While he was very active in the Flying Sams in the past, Hoyt has begun to slow down in recent years, content to fade into the background and leave the leadership of the group to others.
On his trips to Mexico, he concentrates only on treating those who come to see him, his ego seemingly uninflated by the kudos given to the welfare service that helps people in more than 20 Mexican towns.
“It is of great significance to our lives,” said Margarita Cota, 42, Punta Prieta’s unofficial mayor. “They have done a great many helpful things.”
If a medical emergency arises between the periodic visits from Hoyt and his colleagues, residents try to borrow a car and head to Ensenada or Tijuana.
Otherwise, they wait for the Flying Samaritans.
Maria Sanchez, 38, wanted to see the dentist about a sore tooth that has hurt her for more than a year.
“I can eat nothing too cold and nothing too hot,” Sanchez said. “I am not able to eat on the left side of my mouth.”
Indolecio de Perez, 72, and his wife, Germana, 60, walked for four days to get to the clinic. The old man, wearing a soiled blue dress shirt and black shoes scuffed to a dull gray, was told he must have surgery for a hernia. His sight also is failing.
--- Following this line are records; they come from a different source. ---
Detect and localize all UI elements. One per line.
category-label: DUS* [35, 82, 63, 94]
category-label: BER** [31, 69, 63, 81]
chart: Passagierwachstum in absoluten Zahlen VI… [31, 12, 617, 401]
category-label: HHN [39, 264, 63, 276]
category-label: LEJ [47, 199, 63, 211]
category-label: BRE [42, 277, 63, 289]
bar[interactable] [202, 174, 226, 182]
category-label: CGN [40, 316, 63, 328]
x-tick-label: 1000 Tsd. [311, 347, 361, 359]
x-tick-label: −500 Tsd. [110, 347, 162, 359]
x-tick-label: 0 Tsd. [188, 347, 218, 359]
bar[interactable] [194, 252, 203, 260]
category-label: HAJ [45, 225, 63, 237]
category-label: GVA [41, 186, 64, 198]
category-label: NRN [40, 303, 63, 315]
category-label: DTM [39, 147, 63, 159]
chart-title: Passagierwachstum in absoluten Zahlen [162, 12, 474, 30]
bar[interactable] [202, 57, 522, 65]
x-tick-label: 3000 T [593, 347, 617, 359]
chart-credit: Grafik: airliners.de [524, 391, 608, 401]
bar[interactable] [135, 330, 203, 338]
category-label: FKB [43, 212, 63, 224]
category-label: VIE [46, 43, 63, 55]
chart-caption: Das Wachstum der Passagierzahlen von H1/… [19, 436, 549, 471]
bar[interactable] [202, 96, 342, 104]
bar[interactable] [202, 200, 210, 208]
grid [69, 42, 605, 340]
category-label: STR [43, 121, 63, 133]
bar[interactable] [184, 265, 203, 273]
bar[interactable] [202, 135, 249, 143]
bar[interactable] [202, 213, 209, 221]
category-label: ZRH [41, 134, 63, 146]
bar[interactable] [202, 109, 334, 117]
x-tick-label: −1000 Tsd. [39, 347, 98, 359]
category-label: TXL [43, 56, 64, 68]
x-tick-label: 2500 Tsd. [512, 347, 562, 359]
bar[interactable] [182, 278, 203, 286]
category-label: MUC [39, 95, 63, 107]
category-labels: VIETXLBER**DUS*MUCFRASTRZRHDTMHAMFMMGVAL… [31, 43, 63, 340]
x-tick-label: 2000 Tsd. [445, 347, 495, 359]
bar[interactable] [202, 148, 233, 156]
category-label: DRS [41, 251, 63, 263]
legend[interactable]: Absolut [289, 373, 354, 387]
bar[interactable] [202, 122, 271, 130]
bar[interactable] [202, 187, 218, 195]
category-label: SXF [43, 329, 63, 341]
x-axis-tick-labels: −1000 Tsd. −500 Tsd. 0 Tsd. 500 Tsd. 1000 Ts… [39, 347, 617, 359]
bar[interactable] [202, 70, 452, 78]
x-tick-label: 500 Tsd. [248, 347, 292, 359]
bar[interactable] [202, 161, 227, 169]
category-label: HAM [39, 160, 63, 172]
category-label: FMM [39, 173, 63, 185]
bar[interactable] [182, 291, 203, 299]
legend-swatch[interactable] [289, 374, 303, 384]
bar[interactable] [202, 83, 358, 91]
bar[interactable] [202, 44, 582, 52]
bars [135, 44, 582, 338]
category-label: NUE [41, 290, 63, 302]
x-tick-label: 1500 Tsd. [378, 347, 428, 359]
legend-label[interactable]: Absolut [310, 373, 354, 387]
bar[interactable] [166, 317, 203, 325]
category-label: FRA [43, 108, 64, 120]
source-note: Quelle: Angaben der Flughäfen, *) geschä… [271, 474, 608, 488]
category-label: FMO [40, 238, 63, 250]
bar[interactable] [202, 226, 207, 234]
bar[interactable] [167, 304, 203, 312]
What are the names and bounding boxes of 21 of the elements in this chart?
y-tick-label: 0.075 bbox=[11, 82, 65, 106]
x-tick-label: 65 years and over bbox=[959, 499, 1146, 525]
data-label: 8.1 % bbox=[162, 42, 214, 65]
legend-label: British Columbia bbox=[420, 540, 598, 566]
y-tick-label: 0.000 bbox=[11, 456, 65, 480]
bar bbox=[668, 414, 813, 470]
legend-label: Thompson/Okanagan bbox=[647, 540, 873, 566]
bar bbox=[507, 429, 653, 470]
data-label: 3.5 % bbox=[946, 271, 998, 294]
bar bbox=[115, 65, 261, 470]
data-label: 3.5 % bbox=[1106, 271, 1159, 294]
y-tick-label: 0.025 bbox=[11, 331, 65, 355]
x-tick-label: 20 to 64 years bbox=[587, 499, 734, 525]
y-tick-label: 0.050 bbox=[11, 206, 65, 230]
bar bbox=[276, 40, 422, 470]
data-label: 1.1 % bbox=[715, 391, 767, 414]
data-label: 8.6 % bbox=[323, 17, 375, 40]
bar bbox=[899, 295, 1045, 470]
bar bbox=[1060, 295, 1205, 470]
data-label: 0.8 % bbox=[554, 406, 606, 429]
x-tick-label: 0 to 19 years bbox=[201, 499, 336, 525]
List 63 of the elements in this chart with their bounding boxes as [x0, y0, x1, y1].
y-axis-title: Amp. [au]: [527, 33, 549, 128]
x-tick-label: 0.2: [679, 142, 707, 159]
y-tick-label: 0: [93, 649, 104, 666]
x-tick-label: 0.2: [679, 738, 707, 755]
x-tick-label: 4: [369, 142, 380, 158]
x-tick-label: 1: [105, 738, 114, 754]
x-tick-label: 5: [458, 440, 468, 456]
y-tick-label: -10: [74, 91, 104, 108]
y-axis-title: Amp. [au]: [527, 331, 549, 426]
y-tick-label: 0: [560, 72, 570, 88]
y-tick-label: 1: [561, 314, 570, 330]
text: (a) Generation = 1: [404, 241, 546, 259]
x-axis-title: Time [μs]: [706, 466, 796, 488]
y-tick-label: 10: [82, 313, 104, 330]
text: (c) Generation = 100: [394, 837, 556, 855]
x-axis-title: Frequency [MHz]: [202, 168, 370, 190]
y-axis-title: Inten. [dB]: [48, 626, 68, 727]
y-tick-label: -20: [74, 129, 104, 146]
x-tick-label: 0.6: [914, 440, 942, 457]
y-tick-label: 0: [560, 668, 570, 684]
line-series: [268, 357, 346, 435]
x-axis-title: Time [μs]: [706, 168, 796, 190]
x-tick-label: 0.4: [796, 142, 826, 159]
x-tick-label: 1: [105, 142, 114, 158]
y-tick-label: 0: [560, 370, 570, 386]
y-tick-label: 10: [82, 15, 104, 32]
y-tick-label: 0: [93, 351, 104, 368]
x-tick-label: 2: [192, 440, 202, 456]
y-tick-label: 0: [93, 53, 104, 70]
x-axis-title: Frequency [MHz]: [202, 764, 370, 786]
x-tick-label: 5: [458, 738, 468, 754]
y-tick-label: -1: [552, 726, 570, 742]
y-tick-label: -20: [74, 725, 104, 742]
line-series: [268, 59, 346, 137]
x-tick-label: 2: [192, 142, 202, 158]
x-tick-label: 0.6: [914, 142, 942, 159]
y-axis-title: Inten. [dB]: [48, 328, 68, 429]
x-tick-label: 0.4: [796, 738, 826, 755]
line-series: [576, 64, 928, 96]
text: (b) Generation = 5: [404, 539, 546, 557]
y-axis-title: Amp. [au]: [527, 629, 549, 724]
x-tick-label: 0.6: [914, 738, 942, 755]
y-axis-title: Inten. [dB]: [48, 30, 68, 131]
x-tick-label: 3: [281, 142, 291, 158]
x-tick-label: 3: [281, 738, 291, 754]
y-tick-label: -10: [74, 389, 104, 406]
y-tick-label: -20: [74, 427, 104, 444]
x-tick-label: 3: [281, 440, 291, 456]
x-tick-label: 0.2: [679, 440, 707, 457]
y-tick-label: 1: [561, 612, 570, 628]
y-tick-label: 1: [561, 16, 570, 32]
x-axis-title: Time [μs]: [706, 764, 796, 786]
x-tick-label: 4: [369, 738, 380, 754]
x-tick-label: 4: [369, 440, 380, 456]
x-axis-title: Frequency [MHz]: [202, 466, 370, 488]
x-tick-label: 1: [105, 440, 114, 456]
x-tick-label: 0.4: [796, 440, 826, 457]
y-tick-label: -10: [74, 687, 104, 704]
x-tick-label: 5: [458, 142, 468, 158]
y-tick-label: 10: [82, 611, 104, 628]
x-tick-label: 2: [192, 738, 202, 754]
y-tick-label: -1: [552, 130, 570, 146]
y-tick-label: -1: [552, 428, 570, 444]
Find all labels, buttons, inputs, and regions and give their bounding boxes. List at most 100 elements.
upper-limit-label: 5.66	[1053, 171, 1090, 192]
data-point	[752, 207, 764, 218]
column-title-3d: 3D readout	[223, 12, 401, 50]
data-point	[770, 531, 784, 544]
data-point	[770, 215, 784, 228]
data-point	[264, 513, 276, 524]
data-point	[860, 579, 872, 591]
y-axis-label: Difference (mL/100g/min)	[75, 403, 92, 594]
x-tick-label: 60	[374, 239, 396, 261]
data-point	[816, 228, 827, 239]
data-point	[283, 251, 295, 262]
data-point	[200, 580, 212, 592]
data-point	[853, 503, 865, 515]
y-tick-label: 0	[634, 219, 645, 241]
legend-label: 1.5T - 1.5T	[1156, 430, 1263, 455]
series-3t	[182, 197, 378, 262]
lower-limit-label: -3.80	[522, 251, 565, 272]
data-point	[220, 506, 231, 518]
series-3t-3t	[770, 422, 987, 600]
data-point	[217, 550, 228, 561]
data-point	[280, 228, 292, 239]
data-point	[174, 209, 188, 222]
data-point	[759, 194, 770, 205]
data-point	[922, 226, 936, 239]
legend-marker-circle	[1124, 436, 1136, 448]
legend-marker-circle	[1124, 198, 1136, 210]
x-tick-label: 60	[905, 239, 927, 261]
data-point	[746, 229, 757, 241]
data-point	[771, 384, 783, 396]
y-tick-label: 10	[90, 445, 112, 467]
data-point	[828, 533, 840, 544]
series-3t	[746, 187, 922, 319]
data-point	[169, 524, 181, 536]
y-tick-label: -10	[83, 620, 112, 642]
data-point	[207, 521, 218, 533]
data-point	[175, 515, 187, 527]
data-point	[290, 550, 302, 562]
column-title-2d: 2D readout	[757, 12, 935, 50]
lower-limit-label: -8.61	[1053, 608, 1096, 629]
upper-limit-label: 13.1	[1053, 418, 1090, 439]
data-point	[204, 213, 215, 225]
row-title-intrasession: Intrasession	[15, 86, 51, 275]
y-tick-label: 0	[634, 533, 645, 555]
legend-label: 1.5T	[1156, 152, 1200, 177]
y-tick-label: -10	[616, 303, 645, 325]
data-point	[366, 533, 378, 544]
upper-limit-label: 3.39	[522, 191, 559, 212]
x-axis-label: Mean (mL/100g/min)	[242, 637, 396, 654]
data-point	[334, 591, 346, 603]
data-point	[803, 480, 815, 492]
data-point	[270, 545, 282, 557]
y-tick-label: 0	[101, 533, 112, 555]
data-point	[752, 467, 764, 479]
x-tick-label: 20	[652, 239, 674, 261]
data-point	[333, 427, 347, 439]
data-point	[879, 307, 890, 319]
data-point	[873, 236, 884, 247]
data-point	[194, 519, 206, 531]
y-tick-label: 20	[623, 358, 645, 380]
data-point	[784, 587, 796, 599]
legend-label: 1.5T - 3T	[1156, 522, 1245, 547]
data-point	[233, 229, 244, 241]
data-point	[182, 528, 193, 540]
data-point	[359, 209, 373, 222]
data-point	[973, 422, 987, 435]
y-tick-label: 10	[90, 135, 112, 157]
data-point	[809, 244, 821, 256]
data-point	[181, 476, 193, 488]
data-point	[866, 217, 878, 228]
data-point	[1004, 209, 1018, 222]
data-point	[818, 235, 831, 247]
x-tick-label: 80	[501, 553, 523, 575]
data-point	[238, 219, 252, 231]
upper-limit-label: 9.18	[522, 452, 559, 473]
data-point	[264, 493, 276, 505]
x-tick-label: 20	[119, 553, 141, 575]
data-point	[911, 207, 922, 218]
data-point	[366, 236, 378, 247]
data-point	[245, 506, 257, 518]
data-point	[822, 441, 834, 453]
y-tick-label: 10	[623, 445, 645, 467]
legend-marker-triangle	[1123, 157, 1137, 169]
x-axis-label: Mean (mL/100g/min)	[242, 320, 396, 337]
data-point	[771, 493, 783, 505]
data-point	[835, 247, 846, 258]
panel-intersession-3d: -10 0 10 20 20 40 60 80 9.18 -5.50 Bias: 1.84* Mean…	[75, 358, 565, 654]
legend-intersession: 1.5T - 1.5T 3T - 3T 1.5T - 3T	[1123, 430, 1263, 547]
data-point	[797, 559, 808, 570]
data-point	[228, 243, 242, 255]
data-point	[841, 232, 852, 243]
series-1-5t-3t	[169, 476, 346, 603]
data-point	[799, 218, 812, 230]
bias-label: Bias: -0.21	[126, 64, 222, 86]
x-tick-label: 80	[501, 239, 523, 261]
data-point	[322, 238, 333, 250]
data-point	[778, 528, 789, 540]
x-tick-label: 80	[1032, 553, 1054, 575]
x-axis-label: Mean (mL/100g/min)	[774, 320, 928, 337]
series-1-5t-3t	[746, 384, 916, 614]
“We used to make saddles,” Germana de Perez explained. “Now, he cannot see. He is not able to cut the leather.”
In halting Spanish, a nurse explained that Germana de Perez must also seek further tests and treatment at a Baja medical clinic for an abdominal infection caused by unsanitary drinking water.
But the Samaritans could do nothing more for the couple that day. They had treated about 40 people, and it was time to board their planes and head to Bahia de Los Angeles, a coastal fishing village of about 500 people.
Dale and Kay Hoyt stayed near the back of the cattle truck. She exchanged pleasantries while Hoyt, a quiet man with a wry sense of humor, studied the others on the trip.
Hoyt, with his calm blue eyes and slate-gray hair, spoke in a slow and measured manner as he recalled his first visits to Mexico. When Hoyt began the clinics, he would bring his family, putting them to work. His brother interpreted for him. His wife held a flashlight during surgery.
The villagers were not used to the ways of the Americans, Hoyt said.
Nurses on the trip were warned by the local residents that wearing shorts was improper. The modest townspeople were reluctant to submit to exams.
“There were so many gowns and slips that to do a pelvic exam in those days it was difficult to get all those clothes off,” Hoyt said.
They spent one night in a room with goats, Hoyt recalled. They also slept in sleeping bags under the wings of their plane.
As he reminisced, it became apparent how much the organization has meant to Hoyt. For Kay Hoyt, also, the group is as important as family.
“We eat together and work together for 24 hours and we are four to six little people up in a plane all together,” Kay Hoyt said. “You go down with strangers, and you leave hugging.”
Hoyt disengaged himself from the Samaritans for five years, when he and Kay moved to Northern California where they started a farm raising exotic animals and he lived the life of a country doctor.
A nostalgic trip back to El Rosario in 1984 illustrated to Hoyt how much he missed his work in Mexico.
As Hoyt walked through the town where he had held the Samaritans’ first clinics, people came down from the hills to welcome him, Kay Hoyt said.
“They would say, ‘Don’t you remember you delivered my baby?’ ” Kay Hoyt said. “ ‘He’s 21 now.’ ”
He rejoined the Flying Samaritans, treating everything from leprosy to cleft palate. He has amputated a gangrenous foot and removed part of a cancerous ear. He has seen a woman, her cancer metastasized, seemingly cure herself with doses of an Indian tea made from local plants. And he has arranged surgery in the United States that allowed a girl to regain her sight.
Now, though, the Hoyts and other Flying Samaritans are turning their attention to the future.
Dale and Kay Hoyt are anticipating their next trip.
“It’s been fun as well as a challenge,” Hoyt said.